By Steven Tavares.

Hayward Councilmember Mark Salinas received a contract for unidentified services with the city’s school district worth nearly $9,000 last year, and the school district has no idea how it was approved or what job he performed.

Salinas was given a “professional expert” contract for roughly three months of work from March 2015 to June 2015, according to public records. Salinas turned in time cards with work totaling 149.5 hours, billable at $60 an hour, for a grand total of $8,970.
However, Hayward school officials say the contract was never approved by the school board, said Board President Lisa Brunner. “There is no record of what he was supposed to do,” Brunner said of Salinas’ contract.
Brunner said the school board had no idea so-called professional expert contracts were being used by the district until last Spring after an investigation was launched over the existence of two Made in Hayward Foundations.
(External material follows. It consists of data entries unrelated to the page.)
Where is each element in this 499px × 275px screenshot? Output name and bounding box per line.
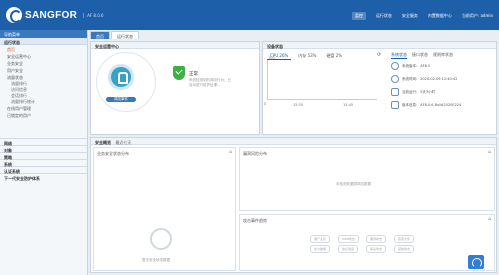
attack-trend-subpanel: 攻击事件趋势 ⌂ 僵尸主机 WEB攻击 漏洞攻击 恶意文件 暴力破解 信息泄露 … [239, 214, 495, 271]
risk-event-badge[interactable]: 风险事件 [106, 97, 136, 102]
nav-security[interactable]: 安全服务 [402, 13, 418, 19]
detail-version-label: 系统版本: [402, 63, 418, 68]
page-tabs: 首页 运行状态 [90, 31, 139, 39]
legend-pill[interactable]: WEB攻击 [338, 235, 359, 243]
business-status-subpanel: 业务安全状态分布 ⌂ 暂无安全状态数据 [93, 147, 236, 271]
vuln-empty-text: 未检测到漏洞风险数据 [336, 182, 371, 186]
legend-pill[interactable]: 其他攻击 [394, 245, 415, 253]
logo: SANGFOR AF 8.0.6 [6, 7, 104, 23]
vuln-risk-subpanel: 漏洞风险分布 ⌂ 未检测到漏洞风险数据 [239, 147, 495, 211]
sidebar-collapsed-network[interactable]: 网络 [0, 138, 87, 146]
headset-support-icon[interactable] [468, 255, 484, 269]
brand-name: SANGFOR [25, 9, 78, 21]
detail-uptime: 当前运行: 5天3小时 [391, 88, 435, 96]
sidebar-item-business[interactable]: 业务安全 [0, 59, 87, 66]
business-empty-text: 暂无安全状态数据 [142, 258, 170, 262]
sidebar-item-traffic[interactable]: 流量状态 [0, 73, 87, 80]
device-status-title: 设备状态 [263, 42, 496, 49]
detail-time: 系统时间: 2020-02-09 12:40:42 [391, 75, 457, 83]
overview-range[interactable]: 最近七天 [115, 140, 131, 145]
overview-panel: 安全概览 最近七天 业务安全状态分布 ⌂ 暂无安全状态数据 漏洞风险分布 ⌂ 未… [90, 137, 497, 273]
shield-check-icon [173, 66, 185, 80]
x-label-2: 15:45 [343, 103, 354, 107]
top-nav: 监控 运行状态 安全服务 内置数据中心 当前用户: admin [351, 12, 493, 20]
tab-memory[interactable]: 内存 53% [295, 52, 319, 60]
overview-title: 安全概览 [95, 139, 111, 145]
sidebar-item-locked[interactable]: 已锁定的用户 [0, 111, 87, 118]
security-center-title: 安全运营中心 [91, 42, 259, 49]
expand-icon[interactable]: ⌂ [488, 217, 491, 222]
y-top-label: 100 [268, 56, 275, 60]
nav-status[interactable]: 运行状态 [376, 13, 392, 19]
sidebar: 导航菜单 运行状态 首页 安全运营中心 业务安全 用户安全 流量状态 流量排行 … [0, 30, 88, 275]
tab-status[interactable]: 运行状态 [111, 31, 139, 39]
security-center-panel: 安全运营中心 风险事件 正常 系统检测到的风险行为，已自动进行防护处理... [90, 41, 260, 135]
detail-uptime-value: 5天3小时 [420, 89, 436, 94]
sidebar-collapsed-system[interactable]: 系统 [0, 159, 87, 167]
sidebar-item-user[interactable]: 用户安全 [0, 66, 87, 73]
version-icon [391, 62, 399, 70]
sidebar-collapsed-object[interactable]: 对象 [0, 145, 87, 153]
monitor-button[interactable]: 监控 [351, 12, 366, 20]
document-icon [391, 101, 399, 109]
security-desc: 系统检测到的风险行为，已自动进行防护处理... [189, 78, 231, 87]
usage-chart [267, 60, 377, 100]
sidebar-title: 导航菜单 [0, 30, 87, 38]
sidebar-collapsed-policy[interactable]: 策略 [0, 152, 87, 160]
detail-build-value: AF8.0.6 Build20200224 [420, 103, 462, 107]
vuln-risk-title: 漏洞风险分布 [243, 151, 267, 156]
tab-rules[interactable]: 规则库状态 [433, 52, 453, 59]
monitor-icon [391, 88, 399, 96]
brand-version: AF 8.0.6 [83, 12, 104, 18]
detail-build: 版本信息: AF8.0.6 Build20200224 [391, 101, 461, 109]
x-label-1: 15:30 [293, 103, 304, 107]
sidebar-item-online[interactable]: 在线用户管理 [0, 104, 87, 111]
overview-header: 安全概览 最近七天 [91, 138, 496, 145]
tab-home[interactable]: 首页 [90, 31, 110, 39]
tab-interface[interactable]: 接口状态 [412, 52, 428, 59]
alert-bell-icon[interactable] [108, 64, 134, 90]
legend-pill[interactable]: 信息泄露 [338, 245, 359, 253]
legend-pill[interactable]: 僵尸主机 [310, 235, 331, 243]
legend-pill[interactable]: 暴力破解 [310, 245, 331, 253]
refresh-icon[interactable]: ⟳ [377, 52, 381, 58]
detail-uptime-label: 当前运行: [402, 89, 418, 94]
business-status-title: 业务安全状态分布 [97, 151, 129, 156]
expand-icon[interactable]: ⌂ [229, 150, 232, 155]
sidebar-collapsed-auth[interactable]: 认证系统 [0, 166, 87, 174]
detail-time-value: 2020-02-09 12:40:42 [420, 77, 458, 81]
expand-icon[interactable]: ⌂ [488, 150, 491, 155]
attack-trend-title: 攻击事件趋势 [243, 218, 267, 223]
detail-version: 系统版本: AF8.0 [391, 62, 430, 70]
top-bar: SANGFOR AF 8.0.6 监控 运行状态 安全服务 内置数据中心 当前用… [0, 0, 499, 30]
search-empty-icon [150, 228, 172, 250]
detail-version-value: AF8.0 [420, 64, 431, 68]
y-bottom-label: 0 [264, 102, 267, 106]
legend-pill[interactable]: 漏洞攻击 [366, 235, 387, 243]
nav-user[interactable]: 当前用户: admin [462, 13, 493, 19]
security-status: 正常 [189, 72, 198, 77]
tab-system[interactable]: 系统状态 [391, 52, 407, 59]
sidebar-item-home[interactable]: 首页 [0, 45, 87, 52]
clock-icon [391, 75, 399, 83]
legend-pill[interactable]: 恶意文件 [394, 235, 415, 243]
sidebar-item-soc[interactable]: 安全运营中心 [0, 52, 87, 59]
detail-tabs: 系统状态 接口状态 规则库状态 [391, 52, 453, 59]
legend-pill[interactable]: 病毒攻击 [366, 245, 387, 253]
sidebar-group-status[interactable]: 运行状态 [0, 38, 87, 45]
metric-tabs: CPU 26% 内存 53% 硬盘 2% [267, 52, 345, 60]
nav-datacenter[interactable]: 内置数据中心 [428, 13, 452, 19]
sangfor-logo-icon [6, 7, 22, 23]
device-status-panel: 设备状态 CPU 26% 内存 53% 硬盘 2% ⟳ 100 0 15:30 … [262, 41, 497, 135]
tab-disk[interactable]: 硬盘 2% [323, 52, 345, 60]
detail-build-label: 版本信息: [402, 102, 418, 107]
detail-time-label: 系统时间: [402, 76, 418, 81]
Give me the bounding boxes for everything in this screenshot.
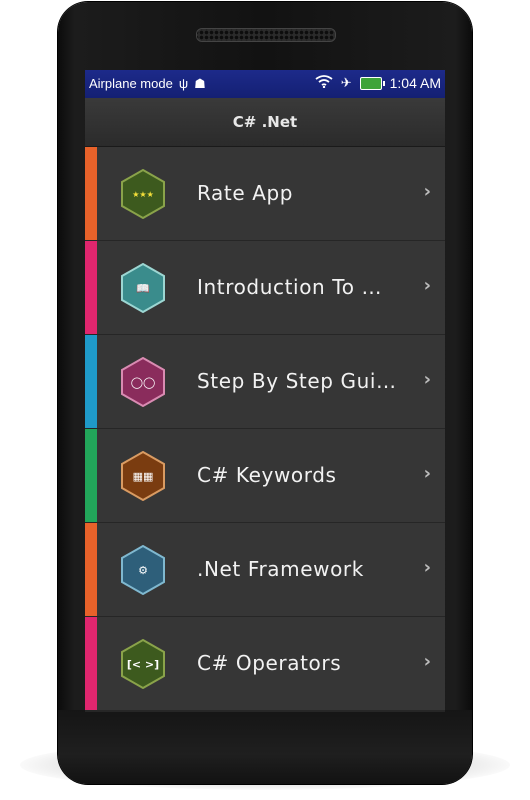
book-icon-glyph: 📖 xyxy=(136,281,150,295)
menu-item-6[interactable]: [< >] C# Operators › xyxy=(85,617,445,711)
chevron-right-icon: › xyxy=(423,369,431,390)
chevron-right-icon: › xyxy=(423,557,431,578)
menu-item-accent-stripe xyxy=(85,429,97,522)
stars-icon: ★★★ xyxy=(118,169,168,219)
status-bar: Airplane mode ψ ☗ ✈ 1:04 AM xyxy=(85,70,445,98)
menu-item-accent-stripe xyxy=(85,335,97,428)
window-settings-icon-glyph: ⚙ xyxy=(138,563,148,577)
app-title: C# .Net xyxy=(232,113,298,131)
menu-item-accent-stripe xyxy=(85,523,97,616)
glasses-icon-glyph: ◯◯ xyxy=(130,375,156,389)
menu-item-4[interactable]: ▦▦ C# Keywords › xyxy=(85,429,445,523)
scrabble-tiles-icon: ▦▦ xyxy=(118,451,168,501)
menu-item-label: Step By Step Gui… xyxy=(197,369,397,393)
menu-item-label: .Net Framework xyxy=(197,557,364,581)
menu-item-accent-stripe xyxy=(85,147,97,240)
menu-item-label: C# Keywords xyxy=(197,463,337,487)
menu-item-accent-stripe xyxy=(85,241,97,334)
menu-list: ★★★ Rate App › 📖 Introduction To … › ◯◯ … xyxy=(85,147,445,711)
app-bar: C# .Net xyxy=(85,98,445,147)
battery-charging-icon xyxy=(359,76,385,90)
chevron-right-icon: › xyxy=(423,181,431,202)
chevron-right-icon: › xyxy=(423,275,431,296)
code-brackets-icon-glyph: [< >] xyxy=(126,657,160,671)
airplane-mode-label: Airplane mode xyxy=(89,76,173,91)
window-settings-icon: ⚙ xyxy=(118,545,168,595)
menu-item-accent-stripe xyxy=(85,617,97,710)
android-icon: ☗ xyxy=(194,75,206,91)
glasses-icon: ◯◯ xyxy=(118,357,168,407)
stars-icon-glyph: ★★★ xyxy=(132,189,154,199)
code-brackets-icon: [< >] xyxy=(118,639,168,689)
status-time: 1:04 AM xyxy=(389,75,441,91)
menu-item-label: Rate App xyxy=(197,181,294,205)
chevron-right-icon: › xyxy=(423,651,431,672)
menu-item-label: Introduction To … xyxy=(197,275,383,299)
scrabble-tiles-icon-glyph: ▦▦ xyxy=(132,469,154,483)
phone-chin xyxy=(58,710,472,784)
app-screen: Airplane mode ψ ☗ ✈ 1:04 AM C# .Net ★★★ … xyxy=(85,70,445,712)
menu-item-5[interactable]: ⚙ .Net Framework › xyxy=(85,523,445,617)
airplane-icon: ✈ xyxy=(340,75,352,90)
menu-item-label: C# Operators xyxy=(197,651,342,675)
menu-item-2[interactable]: 📖 Introduction To … › xyxy=(85,241,445,335)
usb-icon: ψ xyxy=(178,75,189,91)
menu-item-1[interactable]: ★★★ Rate App › xyxy=(85,147,445,241)
menu-item-3[interactable]: ◯◯ Step By Step Gui… › xyxy=(85,335,445,429)
book-icon: 📖 xyxy=(118,263,168,313)
earpiece-speaker xyxy=(196,28,336,42)
wifi-icon xyxy=(315,75,333,91)
chevron-right-icon: › xyxy=(423,463,431,484)
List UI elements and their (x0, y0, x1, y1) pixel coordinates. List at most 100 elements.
She believes Salinas’ contract was moved forward by now-fired Superintendent Stan “Data” Dobbs. “I don’t believe these types of contracts should be given out and I understand this was done under the direction of Dobbs,” said Brunner
School Trustee Luis Reynoso said the board requires any contract worth more than $5,000 to be submitted for approval and, in this case, its procedures were not recognized. “This is another example to the board of how the superintendent was not providing good financial stewardship of the student’s money,” said Reynoso.

Just last week, during a Hayward City Council meeting, Reynoso charged that some Hayward councilmembers had personally profited from ties to the school district. A majority of the City Council is backing a political group hoping to replace three incumbent school board members this November, including Reynoso.

“Some of you or all of you are making money off the district,” Reynoso said Sept. 20. “We don’t need your services. Please don’t make money off our children. Now I can see why you support our superintendent.”

Hayward Mayor Barbara Halliday, however, strongly admonished Reynoso for his allegation, saying “We were just accused of many things that we as a council have not done,” said Halliday. “I am not going to sit here and be accused falsely and have my councilmembers accused falsely of doing something that we have not done.”
In an interview last week, Salinas declined to answer any questions about the work he performed for the contract. “You guys are just fishing for something,” said Salinas.
The use of professional expert contracts came under scrutiny recently in the school district’s report on Dobbs, who was fired earlier this month. A similar type of contract was used to give former Hayward Councilmember Olden Henson a contract of up to $40,000 to create a non-profit group named the “Made in Hayward Foundation.” The school district’s investigation into Dobbs found the contract was surreptitiously placed on the board’s agenda in 2014 under the guise of Henson being a “substitute teacher.” However, Henson was never paid for his work and retained ownership of the original non-profit’s paperwork.
The premise behind professional expert contracts is they sidestep the normal and transparent bidding process under the notion the type of services needed require specific expertise not available within the existing staff. When Brunner was asked whether she believes the type of administrative knowledge required of Henson and Salinas was absent among the school district’s staff, she answered unequivocally, “No.”

It is not clear how Salinas’ contract was initially approved, but each of the three time sheets submitted were approved by the school district’s business department. Over the course of the contract, Salinas almost exclusively billed the school district for two hours during the work week between 7 a.m. and 9 a.m. On some days, Salinas billed an additional two hours in the evening between 6 p.m. and 8 p.m.

Salinas is also a teacher at Chabot College and Cal State East Bay, in addition, to working for the Hayward Promise Neighborhood, a federally-funded program to help students in the city’s impoverished Jackson Triangle neighborhood.